The Tax Reform Act of 1986 contains provisions that limit the utilization of net operating loss and tax credit carry forwards if there has been a change in ownership as described in Section 382 of the Internal Revenue Code. As a result of the Dome merger in April 2010, substantial changes in the Company’s ownership have occurred that may limit or reduce the amount of net operating loss carry-forward that the Company could utilize in the future to offset taxable income.  We have not completed a detailed Section 382 study at this time to determine what impact, if any, that ownership changes may have had on our operating loss carry forwards.
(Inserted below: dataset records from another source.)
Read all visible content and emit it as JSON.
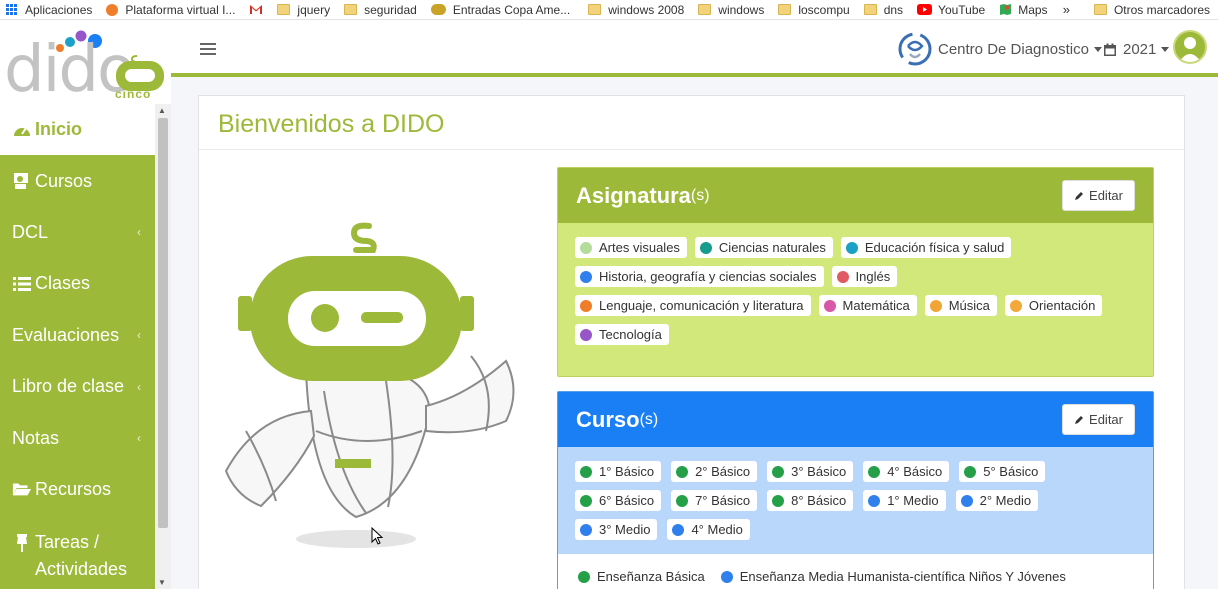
{
  "bookmarks": {
    "items": [
      {
        "label": "Aplicaciones",
        "icon": "apps-grid-icon"
      },
      {
        "label": "Plataforma virtual I...",
        "icon": "plataforma-icon"
      },
      {
        "label": "",
        "icon": "gmail-icon"
      },
      {
        "label": "jquery",
        "icon": "folder-icon"
      },
      {
        "label": "seguridad",
        "icon": "folder-icon"
      },
      {
        "label": "Entradas Copa Ame...",
        "icon": "ticket-icon"
      },
      {
        "label": "windows 2008",
        "icon": "folder-icon"
      },
      {
        "label": "windows",
        "icon": "folder-icon"
      },
      {
        "label": "loscompu",
        "icon": "folder-icon"
      },
      {
        "label": "dns",
        "icon": "folder-icon"
      },
      {
        "label": "YouTube",
        "icon": "youtube-icon"
      },
      {
        "label": "Maps",
        "icon": "maps-icon"
      }
    ],
    "overflow": "»",
    "other": "Otros marcadores"
  },
  "sidebar": {
    "logo_text": "dido",
    "logo_sub": "cinco",
    "items": [
      {
        "label": "Inicio",
        "icon": "dashboard-icon",
        "caret": ""
      },
      {
        "label": "Cursos",
        "icon": "teacher-icon",
        "caret": ""
      },
      {
        "label": "DCL",
        "icon": "",
        "caret": "‹"
      },
      {
        "label": "Clases",
        "icon": "list-icon",
        "caret": ""
      },
      {
        "label": "Evaluaciones",
        "icon": "",
        "caret": "‹"
      },
      {
        "label": "Libro de clase",
        "icon": "",
        "caret": "‹"
      },
      {
        "label": "Notas",
        "icon": "",
        "caret": "‹"
      },
      {
        "label": "Recursos",
        "icon": "folder-open-icon",
        "caret": ""
      },
      {
        "label_line1": "Tareas /",
        "label_line2": "Actividades",
        "icon": "pin-icon"
      }
    ]
  },
  "header": {
    "school": "Centro De Diagnostico",
    "year": "2021"
  },
  "main": {
    "title": "Bienvenidos a DIDO",
    "asignaturas": {
      "title": "Asignatura",
      "suffix": "(s)",
      "edit_label": "Editar",
      "items": [
        {
          "label": "Artes visuales",
          "color": "#b5dc9a"
        },
        {
          "label": "Ciencias naturales",
          "color": "#159c8c"
        },
        {
          "label": "Educación física y salud",
          "color": "#1ba0c8"
        },
        {
          "label": "Historia, geografía y ciencias sociales",
          "color": "#2f80ed"
        },
        {
          "label": "Inglés",
          "color": "#e05a64"
        },
        {
          "label": "Lenguaje, comunicación y literatura",
          "color": "#f07d2a"
        },
        {
          "label": "Matemática",
          "color": "#d957a8"
        },
        {
          "label": "Música",
          "color": "#f0a535"
        },
        {
          "label": "Orientación",
          "color": "#f2a83a"
        },
        {
          "label": "Tecnología",
          "color": "#9656c8"
        }
      ]
    },
    "cursos": {
      "title": "Curso",
      "suffix": "(s)",
      "edit_label": "Editar",
      "items": [
        {
          "label": "1° Básico",
          "color": "#25a049"
        },
        {
          "label": "2° Básico",
          "color": "#25a049"
        },
        {
          "label": "3° Básico",
          "color": "#25a049"
        },
        {
          "label": "4° Básico",
          "color": "#25a049"
        },
        {
          "label": "5° Básico",
          "color": "#25a049"
        },
        {
          "label": "6° Básico",
          "color": "#25a049"
        },
        {
          "label": "7° Básico",
          "color": "#25a049"
        },
        {
          "label": "8° Básico",
          "color": "#25a049"
        },
        {
          "label": "1° Medio",
          "color": "#2f80ed"
        },
        {
          "label": "2° Medio",
          "color": "#2f80ed"
        },
        {
          "label": "3° Medio",
          "color": "#2f80ed"
        },
        {
          "label": "4° Medio",
          "color": "#2f80ed"
        }
      ],
      "legend": [
        {
          "label": "Enseñanza Básica",
          "color": "#25a049"
        },
        {
          "label": "Enseñanza Media Humanista-científica Niños Y Jóvenes",
          "color": "#2f80ed"
        }
      ]
    }
  },
  "colors": {
    "brand": "#9db939",
    "brand_light": "#d3e87a",
    "blue": "#1a7ff5",
    "blue_light": "#b9d6fb"
  }
}
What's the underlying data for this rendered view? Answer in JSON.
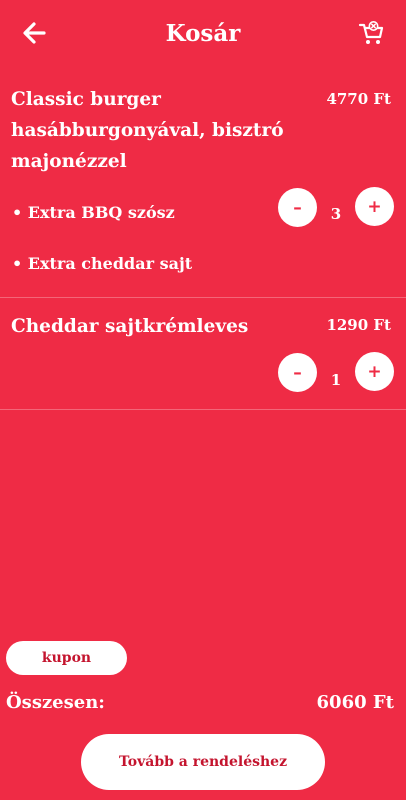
{
  "header": {
    "title": "Kosár",
    "back_icon": "arrow-left-icon",
    "cart_icon": "cart-remove-icon"
  },
  "cart": {
    "items": [
      {
        "name": "Classic burger hasábburgonyával, bisztró majonézzel",
        "price": "4770 Ft",
        "quantity": "3",
        "extras": [
          "• Extra BBQ szósz",
          "• Extra cheddar sajt"
        ]
      },
      {
        "name": "Cheddar sajtkrémleves",
        "price": "1290 Ft",
        "quantity": "1",
        "extras": []
      }
    ],
    "minus_label": "–",
    "plus_label": "+"
  },
  "footer": {
    "coupon_label": "kupon",
    "total_label": "Összesen:",
    "total_value": "6060 Ft",
    "proceed_label": "Tovább a rendeléshez"
  },
  "colors": {
    "background": "#ef2b45",
    "accent_text": "#c4142e",
    "button_bg": "#ffffff"
  }
}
In each period since our inception, we have recorded a valuation allowance for the full amount of our deferred tax assets, as the realization of the deferred tax asset is uncertain.  As a result, we have not recognized any federal or state income tax benefit in our consolidated statement of operations and comprehensive loss.

Accounting for Uncertainty in Income Taxes
 
During the fiscal years ended October 31, 2013 and 2012, the Company has not identified any unrecognized tax benefits or had any additions or reductions in tax positions and therefore a reconciliation of the beginning and ending amount of unrecognized tax benefits is not presented.
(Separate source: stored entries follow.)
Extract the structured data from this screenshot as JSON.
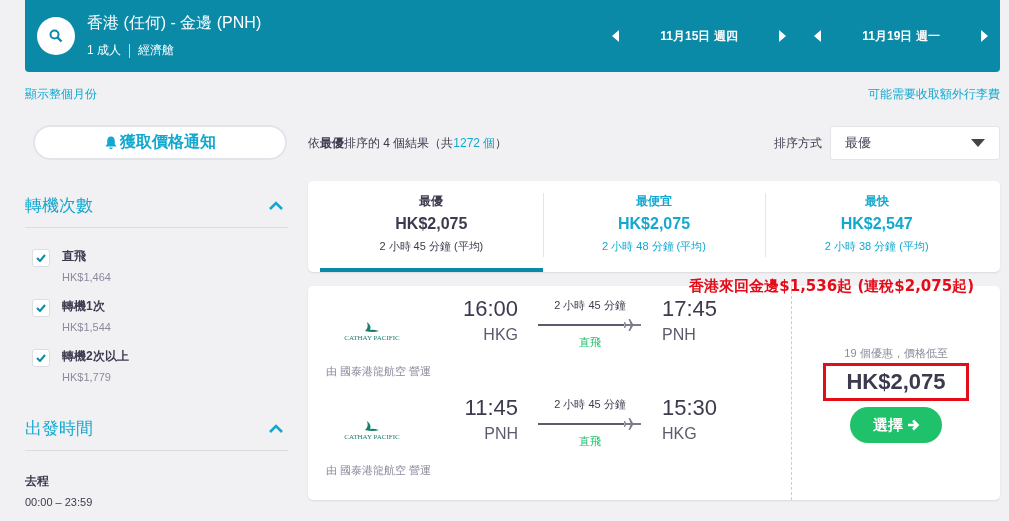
{
  "search_bar": {
    "route": "香港 (任何) - 金邊 (PNH)",
    "passengers": "1 成人",
    "cabin": "經濟艙",
    "dates": [
      {
        "label": "11月15日 週四"
      },
      {
        "label": "11月19日 週一"
      }
    ]
  },
  "links": {
    "left": "顯示整個月份",
    "right": "可能需要收取額外行李費"
  },
  "price_alert": {
    "label": "獲取價格通知"
  },
  "filters": [
    {
      "title": "轉機次數",
      "expanded": true,
      "options": [
        {
          "label": "直飛",
          "price": "HK$1,464",
          "checked": true
        },
        {
          "label": "轉機1次",
          "price": "HK$1,544",
          "checked": true
        },
        {
          "label": "轉機2次以上",
          "price": "HK$1,779",
          "checked": true
        }
      ]
    },
    {
      "title": "出發時間",
      "expanded": true,
      "ranges": [
        {
          "label": "去程",
          "value": "00:00 – 23:59"
        }
      ]
    }
  ],
  "results_summary": {
    "text": "依**最優**排序的 4 個結果（共",
    "count": "1272 個",
    "suffix": "）"
  },
  "sort": {
    "label": "排序方式",
    "value": "最優"
  },
  "sort_tabs": [
    {
      "label": "最優",
      "price": "HK$2,075",
      "duration": "2 小時 45 分鐘 (平均)",
      "selected": true
    },
    {
      "label": "最便宜",
      "price": "HK$2,075",
      "duration": "2 小時 48 分鐘 (平均)",
      "selected": false
    },
    {
      "label": "最快",
      "price": "HK$2,547",
      "duration": "2 小時 38 分鐘 (平均)",
      "selected": false
    }
  ],
  "annotation": "香港來回金邊$1,536起 (連稅$2,075起)",
  "result": {
    "legs": [
      {
        "airline": "CATHAY PACIFIC",
        "depart_time": "16:00",
        "depart_airport": "HKG",
        "duration": "2 小時 45 分鐘",
        "stops": "直飛",
        "arrive_time": "17:45",
        "arrive_airport": "PNH",
        "operated_by": "由 國泰港龍航空 營運"
      },
      {
        "airline": "CATHAY PACIFIC",
        "depart_time": "11:45",
        "depart_airport": "PNH",
        "duration": "2 小時 45 分鐘",
        "stops": "直飛",
        "arrive_time": "15:30",
        "arrive_airport": "HKG",
        "operated_by": "由 國泰港龍航空 營運"
      }
    ],
    "deals": "19 個優惠，價格低至",
    "price": "HK$2,075",
    "select": "選擇"
  }
}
The Company does not have any unrecognized tax benefits as of October 31, 2013 and accordingly the Company’s effective tax rate will not be materially affected by unrecognized tax benefits.

The following tax years remain open to examination by the Company’s principal tax jurisdictions:
 
 
 United States: 
 2009 and all following years
 
 
 Mexico: 
 2008 and all following years
 
 
 Canada: 
 2009 and all following years
 
 
 Gabon, Africa:    
 2010 and all following years
 
 
The Company has not identified any uncertain tax position for which it is reasonably possible that the total amount of unrecognized tax benefit will significantly increase or decrease within the next twelve months.
 
The Company’s policy is to classify tax related interest and penalties as income tax expense.  There is no interest or penalties estimated on the underpayment of income taxes as a result of unrecognized tax benefits. 
 

NOTE 14 – FINANCIAL INSTRUMENTS

Fair Value Measurements

All financial assets and financial liabilities are recorded at fair value on initial recognition. Transaction costs are expensed when they are incurred, unless they are directly attributable to the acquisition of qualifying assets, in which case they are added to the costs of those assets until such time as the assets are substantially ready for their intended use or sale.

The three levels of the fair value hierarchy are as follows:

 
Level 1
Unadjusted quoted prices in active markets that are accessible at the measurement date for identical, unrestricted assets or liabilities;
 
 
Level 2
Quoted prices in markets that are not active, or inputs that are observable, either directly or indirectly, for substantially the full term of the asset or liability;

 
Level 3
Prices or valuation techniques that require inputs that are both significant to the fair value measurement and unobservable (supported by little or no market activity).
 
 
F-30

 
Under fair value accounting, assets and liabilities are classified in their entirety based on the lowest level of input that is significant to the fair value measurement.  As of October 31, 2013 and October 31, 2012, the Company had no financial assets or liabilities required to be reported for fair value purposes.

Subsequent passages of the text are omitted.